La collaboration du président égyptien Hosni Moubarak a été cruciale pour en arriver à la trêve humanitaire d'hier et au début des négociations sur une trêve durable. S'agit-il d'un retour au premier plan de la diplomatie égyptienne, qui paraissait mal depuis quelques années parce qu'elle était incapable d'obliger le Hamas à respecter les accords passés avec le Hamas?

«L'Égypte sent l'urgence de faire cesser les combats», commente Sami Aoun, politologue à l'Université de Sherbrooke. «Plus longtemps ils se poursuivent, plus il y a une surenchère anti-israélienne dangereuse pour le pouvoir égyptien, qui craint le Hamas pour plusieurs raisons. D'un côté, le Hamas est proche des Frères musulmans. De l'autre, Hamas a des alliances très menaçantes pour l'Égypte, avec le régime syrien et avec l'Iran. Ce sont deux pays ennemis de l'Arabie Saoudite, un allié égyptien. L'Égypte a joué un rôle dans le retrait des troupes syriennes du Liban. Et il y a eu des manifestations devant l'ambassade égyptienne à Téhéran juste avant la fin de la trêve à Gaza, en décembre. L'Égypte et l'Arabie Saoudite considèrent que la fin de la trêve par le Hamas est soit une décision aventurière, soit un mauvais calcul, soit un calcul qui répond aux intérêts de l'Iran.»

 

Selon certains Palestiniens, l'Égypte a donné son accord aux Israéliens pour l'intervention contre le Hamas, selon Houchang Hassan-Yari, politologue au collège militaire de Kingston. «Le Hamas se méfie de l'Égypte, mais entre deux maux, ils choisissent le moindre», dit M. Hassan-Yari.

L'Égypte peut-elle faire cesser la contrebande d'armes vers Gaza, l'un des deux principaux objectifs israéliens? Alain-Michel Ayache, politologue à l'UQAM et l'Université Concordia, estime que non parce que les Frères musulmans, proches du Hamas, ont noyauté les services secrets égyptiens. M. Hassan-Yari ajoute que les soldats égyptiens sont mal payés et donc sensibles à la corruption, et aussi aux souffrances des Palestiniens montrées par Al-Jazira. La contrebande entre l'Égypte et Gaza, dont les dividendes sont glanés par les Bédouins du désert du Sinaï, difficiles à contrôler, représente entre 45 et 55 millions US par année, selon M. Aoun.

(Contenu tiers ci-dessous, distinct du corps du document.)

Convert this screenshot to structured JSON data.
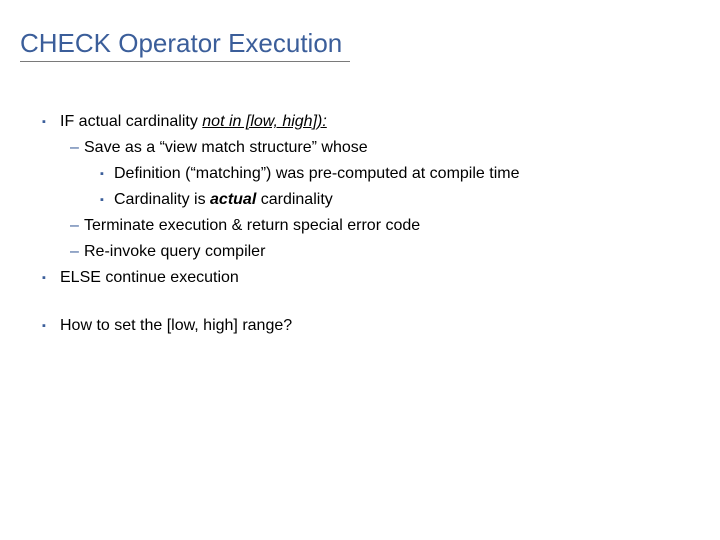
{
  "colors": {
    "title_color": "#3b5e9a",
    "title_underline": "#7a7a7a",
    "l1_bullet_color": "#3b5e9a",
    "l2_bullet_color": "#3b5e9a",
    "l3_bullet_color": "#3b5e9a",
    "body_text": "#000000",
    "background": "#ffffff"
  },
  "typography": {
    "title_fontsize": 26,
    "body_fontsize": 16,
    "font_family": "Arial"
  },
  "title": "CHECK Operator Execution",
  "lines": {
    "if_pre": "IF actual cardinality ",
    "if_notin": "not in [low, high]):",
    "save": "Save as a “view match structure” whose",
    "def": "Definition (“matching”) was pre-computed at compile time",
    "card_pre": "Cardinality is ",
    "card_actual": "actual",
    "card_post": " cardinality",
    "term": "Terminate execution & return special error code",
    "reinvoke": "Re-invoke query compiler",
    "else": "ELSE continue execution",
    "howto": "How to set the [low, high] range?"
  },
  "bullets": {
    "square": "▪",
    "dash": "–"
  }
}
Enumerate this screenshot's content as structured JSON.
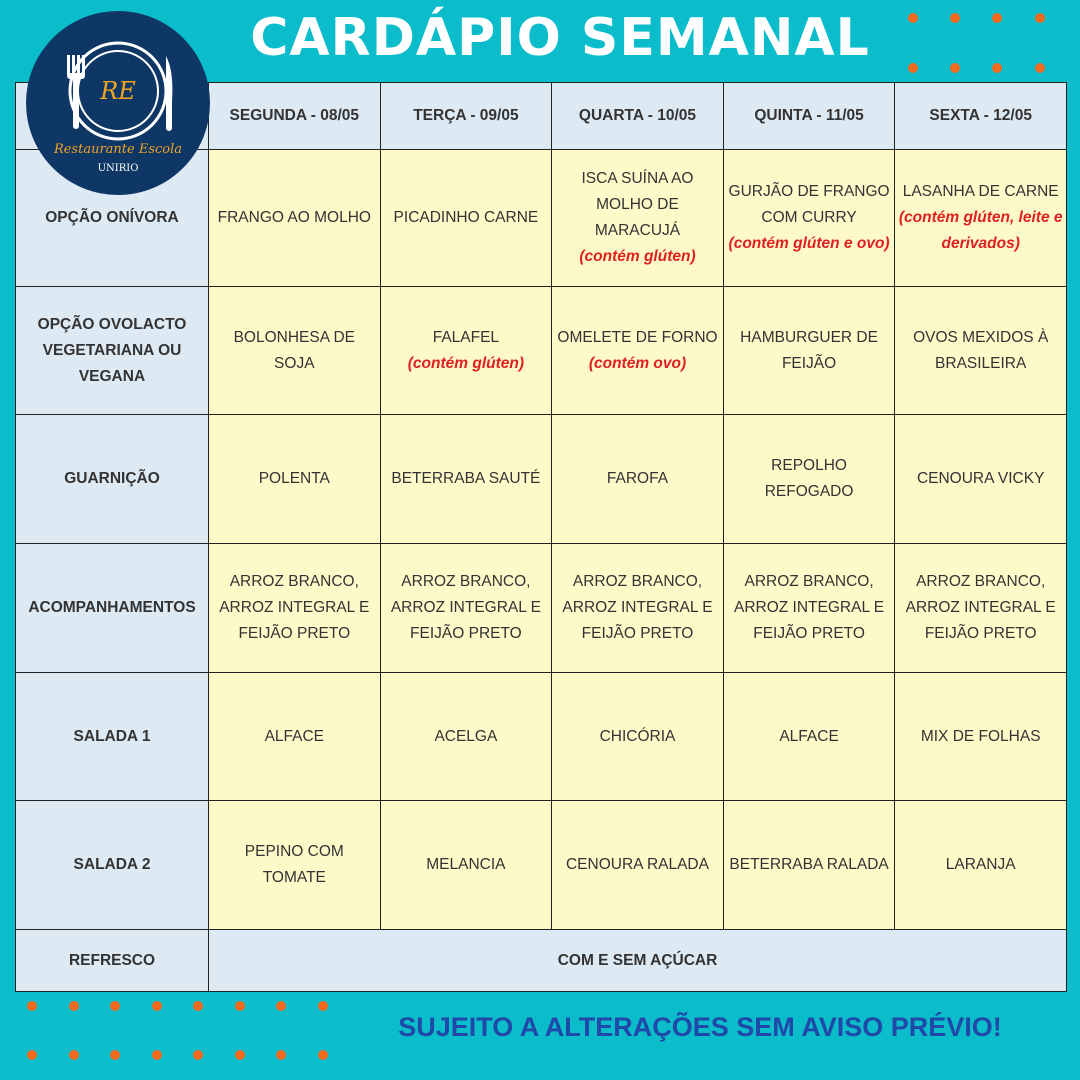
{
  "title": "CARDÁPIO SEMANAL",
  "logo": {
    "initials": "RE",
    "name": "Restaurante Escola",
    "institution": "UNIRIO"
  },
  "colors": {
    "background": "#0bbdca",
    "dots": "#f26b21",
    "header_cell": "#dde9f3",
    "menu_cell": "#fdf9c9",
    "allergen": "#e02020",
    "footer": "#1f48a8",
    "logo": "#0e3766"
  },
  "days": [
    "SEGUNDA - 08/05",
    "TERÇA - 09/05",
    "QUARTA - 10/05",
    "QUINTA - 11/05",
    "SEXTA - 12/05"
  ],
  "rows": [
    {
      "label": "OPÇÃO ONÍVORA",
      "cells": [
        {
          "dish": "FRANGO AO MOLHO",
          "note": ""
        },
        {
          "dish": "PICADINHO CARNE",
          "note": ""
        },
        {
          "dish": "ISCA SUÍNA AO MOLHO DE MARACUJÁ",
          "note": "(contém glúten)"
        },
        {
          "dish": "GURJÃO DE FRANGO COM CURRY",
          "note": "(contém glúten e ovo)"
        },
        {
          "dish": "LASANHA DE CARNE",
          "note": "(contém glúten, leite e derivados)"
        }
      ]
    },
    {
      "label": "OPÇÃO OVOLACTO VEGETARIANA OU VEGANA",
      "cells": [
        {
          "dish": "BOLONHESA DE SOJA",
          "note": ""
        },
        {
          "dish": "FALAFEL",
          "note": "(contém glúten)"
        },
        {
          "dish": "OMELETE DE FORNO",
          "note": "(contém ovo)"
        },
        {
          "dish": "HAMBURGUER DE FEIJÃO",
          "note": ""
        },
        {
          "dish": "OVOS MEXIDOS À BRASILEIRA",
          "note": ""
        }
      ]
    },
    {
      "label": "GUARNIÇÃO",
      "cells": [
        {
          "dish": "POLENTA",
          "note": ""
        },
        {
          "dish": "BETERRABA SAUTÉ",
          "note": ""
        },
        {
          "dish": "FAROFA",
          "note": ""
        },
        {
          "dish": "REPOLHO REFOGADO",
          "note": ""
        },
        {
          "dish": "CENOURA VICKY",
          "note": ""
        }
      ]
    },
    {
      "label": "ACOMPANHAMENTOS",
      "cells": [
        {
          "dish": "ARROZ BRANCO, ARROZ INTEGRAL E FEIJÃO PRETO",
          "note": ""
        },
        {
          "dish": "ARROZ BRANCO, ARROZ INTEGRAL E FEIJÃO PRETO",
          "note": ""
        },
        {
          "dish": "ARROZ BRANCO, ARROZ INTEGRAL E FEIJÃO PRETO",
          "note": ""
        },
        {
          "dish": "ARROZ BRANCO, ARROZ INTEGRAL E FEIJÃO PRETO",
          "note": ""
        },
        {
          "dish": "ARROZ BRANCO, ARROZ INTEGRAL E FEIJÃO PRETO",
          "note": ""
        }
      ]
    },
    {
      "label": "SALADA 1",
      "cells": [
        {
          "dish": "ALFACE",
          "note": ""
        },
        {
          "dish": "ACELGA",
          "note": ""
        },
        {
          "dish": "CHICÓRIA",
          "note": ""
        },
        {
          "dish": "ALFACE",
          "note": ""
        },
        {
          "dish": "MIX DE FOLHAS",
          "note": ""
        }
      ]
    },
    {
      "label": "SALADA 2",
      "cells": [
        {
          "dish": "PEPINO COM TOMATE",
          "note": ""
        },
        {
          "dish": "MELANCIA",
          "note": ""
        },
        {
          "dish": "CENOURA RALADA",
          "note": ""
        },
        {
          "dish": "BETERRABA RALADA",
          "note": ""
        },
        {
          "dish": "LARANJA",
          "note": ""
        }
      ]
    }
  ],
  "refresco": {
    "label": "REFRESCO",
    "value": "COM E SEM AÇÚCAR"
  },
  "footer": "SUJEITO A ALTERAÇÕES SEM AVISO PRÉVIO!"
}
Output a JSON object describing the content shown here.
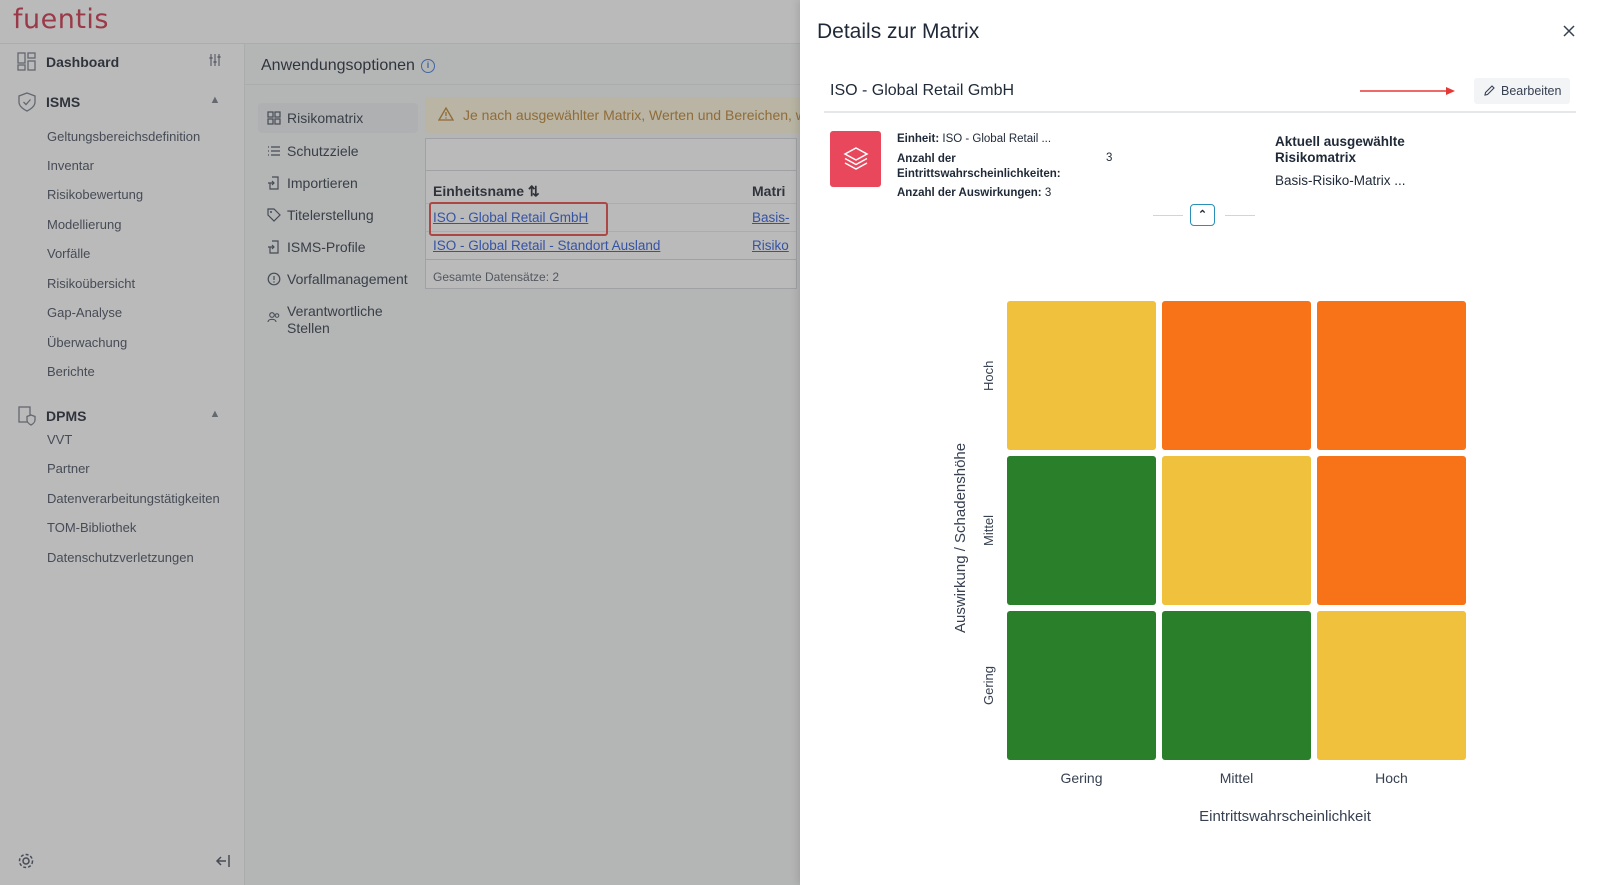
{
  "app": {
    "logo": "fuentis"
  },
  "sidebar": {
    "dashboard": "Dashboard",
    "isms": {
      "label": "ISMS",
      "items": [
        "Geltungsbereichsdefinition",
        "Inventar",
        "Risikobewertung",
        "Modellierung",
        "Vorfälle",
        "Risikoübersicht",
        "Gap-Analyse",
        "Überwachung",
        "Berichte"
      ]
    },
    "dpms": {
      "label": "DPMS",
      "items": [
        "VVT",
        "Partner",
        "Datenverarbeitungstätigkeiten",
        "TOM-Bibliothek",
        "Datenschutzverletzungen"
      ]
    }
  },
  "main": {
    "title": "Anwendungsoptionen",
    "subnav": [
      "Risikomatrix",
      "Schutzziele",
      "Importieren",
      "Titelerstellung",
      "ISMS-Profile",
      "Vorfallmanagement",
      "Verantwortliche Stellen"
    ],
    "alert": "Je nach ausgewählter Matrix, Werten und Bereichen, w",
    "table": {
      "col1": "Einheitsname",
      "col2": "Matri",
      "rows": [
        {
          "name": "ISO - Global Retail GmbH",
          "matrix": "Basis-"
        },
        {
          "name": "ISO - Global Retail - Standort Ausland",
          "matrix": "Risiko"
        }
      ],
      "footer": "Gesamte Datensätze: 2"
    }
  },
  "drawer": {
    "title": "Details zur Matrix",
    "unit_name": "ISO - Global Retail GmbH",
    "edit_label": "Bearbeiten",
    "info": {
      "einheit_label": "Einheit:",
      "einheit_value": "ISO - Global Retail ...",
      "anzahl_e_label": "Anzahl der Eintrittswahrscheinlichkeiten:",
      "anzahl_e_value": "3",
      "anzahl_a_label": "Anzahl der Auswirkungen:",
      "anzahl_a_value": "3"
    },
    "current_matrix_label": "Aktuell ausgewählte Risikomatrix",
    "current_matrix_value": "Basis-Risiko-Matrix ..."
  },
  "colors": {
    "green": "#2a7f2a",
    "yellow": "#efc13c",
    "orange": "#f87318",
    "accent_red": "#e8475c",
    "link": "#1d4ed8"
  },
  "chart_data": {
    "type": "heatmap",
    "xlabel": "Eintrittswahrscheinlichkeit",
    "ylabel": "Auswirkung / Schadenshöhe",
    "x_categories": [
      "Gering",
      "Mittel",
      "Hoch"
    ],
    "y_categories": [
      "Gering",
      "Mittel",
      "Hoch"
    ],
    "cells_top_to_bottom": [
      [
        "yellow",
        "orange",
        "orange"
      ],
      [
        "green",
        "yellow",
        "orange"
      ],
      [
        "green",
        "green",
        "yellow"
      ]
    ]
  }
}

Aladdin Elaasar, journaliste égyptien qui va publier en janvier The Last Pharaoh, une biographie de Moubarak qui est bannie en Égypte, a une thèse différente. «Moubarak n'est pas sincère quand il dit qu'il va enrayer la contrebande d'armes, dit M. Elaasar en entrevue téléphonique. D'un côté, il veut combattre le Hamas et préserver de bonnes relations avec Israël. Mais quand il a le dos tourné, il prêche le nationalisme arabe à sa population. Les médias officiels égyptiens sont très antiaméricains et antisémites.»